Certainly an interesting film to come from Thailand’s leading director Pen-ek Ratanaruang, however in saying that, a film like this is not uncommon for him. In fact, 6ixtynin9’s story is a precursor of things to come later in Pen-ek’s career, particular in terms of genre and story.
6ixtynin9 makes amusing use of genre; this film seems to sit somewhere between a dark comedy, a drama and a gangster flick. With influences coming from each genre, I find it praiseworthy that the director can pull them all together without the result becoming too cluttered.
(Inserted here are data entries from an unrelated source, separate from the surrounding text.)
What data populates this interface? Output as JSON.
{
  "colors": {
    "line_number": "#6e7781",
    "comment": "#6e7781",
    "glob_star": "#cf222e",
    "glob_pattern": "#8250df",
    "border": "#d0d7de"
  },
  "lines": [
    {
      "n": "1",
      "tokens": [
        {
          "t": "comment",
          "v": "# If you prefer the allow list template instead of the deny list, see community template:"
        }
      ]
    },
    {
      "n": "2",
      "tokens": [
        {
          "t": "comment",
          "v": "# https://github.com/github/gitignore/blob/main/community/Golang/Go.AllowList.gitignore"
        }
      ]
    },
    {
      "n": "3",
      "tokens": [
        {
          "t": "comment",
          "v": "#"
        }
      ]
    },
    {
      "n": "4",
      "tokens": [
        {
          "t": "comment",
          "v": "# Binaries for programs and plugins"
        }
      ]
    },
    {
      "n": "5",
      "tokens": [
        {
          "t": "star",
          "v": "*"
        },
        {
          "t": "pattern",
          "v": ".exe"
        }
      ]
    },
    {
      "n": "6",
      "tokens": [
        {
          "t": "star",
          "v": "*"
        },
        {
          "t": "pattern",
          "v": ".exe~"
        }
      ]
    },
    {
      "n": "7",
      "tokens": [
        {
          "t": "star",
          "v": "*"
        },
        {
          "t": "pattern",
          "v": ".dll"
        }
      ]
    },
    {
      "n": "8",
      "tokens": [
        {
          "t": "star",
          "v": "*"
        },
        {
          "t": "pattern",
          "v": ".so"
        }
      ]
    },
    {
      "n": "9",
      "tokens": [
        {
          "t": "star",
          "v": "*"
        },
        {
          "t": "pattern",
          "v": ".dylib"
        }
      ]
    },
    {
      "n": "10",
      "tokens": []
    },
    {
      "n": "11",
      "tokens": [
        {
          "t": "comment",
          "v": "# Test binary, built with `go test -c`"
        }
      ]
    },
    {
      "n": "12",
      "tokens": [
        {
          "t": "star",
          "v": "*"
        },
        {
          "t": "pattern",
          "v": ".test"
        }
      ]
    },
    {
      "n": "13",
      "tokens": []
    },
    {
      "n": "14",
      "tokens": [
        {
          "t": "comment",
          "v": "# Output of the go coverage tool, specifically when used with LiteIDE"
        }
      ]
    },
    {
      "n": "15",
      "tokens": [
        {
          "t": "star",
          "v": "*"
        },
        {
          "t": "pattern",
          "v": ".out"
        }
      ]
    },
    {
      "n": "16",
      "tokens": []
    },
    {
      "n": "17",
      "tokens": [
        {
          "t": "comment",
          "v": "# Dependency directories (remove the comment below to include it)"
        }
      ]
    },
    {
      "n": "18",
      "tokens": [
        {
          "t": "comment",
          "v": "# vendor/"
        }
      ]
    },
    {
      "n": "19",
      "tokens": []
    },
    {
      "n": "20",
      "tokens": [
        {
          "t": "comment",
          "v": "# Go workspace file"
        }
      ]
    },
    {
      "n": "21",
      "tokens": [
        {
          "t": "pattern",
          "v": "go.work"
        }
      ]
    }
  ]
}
In fact, his experimentation with genre is one of the things that sets him apart.
6ixtynin9 unquestionably sets up a lot of situations that pop up in Pen-ek’s later films, take for example, the multitude of similarities between 6ixtynin9 and Last Life in the Universe: the disposal of dead bodies, the sense of solitude in the big city, and problems with articulation of feeling.
One thing that I love about this film is its perverse humor. Some of the situations that Tum gets herself into had me in fits of laughter. There is one particular moment in the film involving a neighbor maliciously planning to cook a spicy Thai salad for Tum, and the dish uses an ingredient that I best let you discover for yourself.
A facet that makes this and the director’s other films so unique and amusing are the ways that he alters characters that are usually clichéd. The gangsters here are downright loveable. They seem devoid of their usual traits in other films, i.e. serious, tough, and hard-boiled. Pen-ek shows that criminals can too be cute and loving.
The one bone I have to pick with 6ixtynin9 is that Tum’s actions seem illogical and she always seems to make the wrong choice, purely for the sake of landing her in some more plot-thickening drama. However annoying and frustrating Tum’s decisions may be, they are what pushes the narrative along, and without them the film wouldn’t be what it is.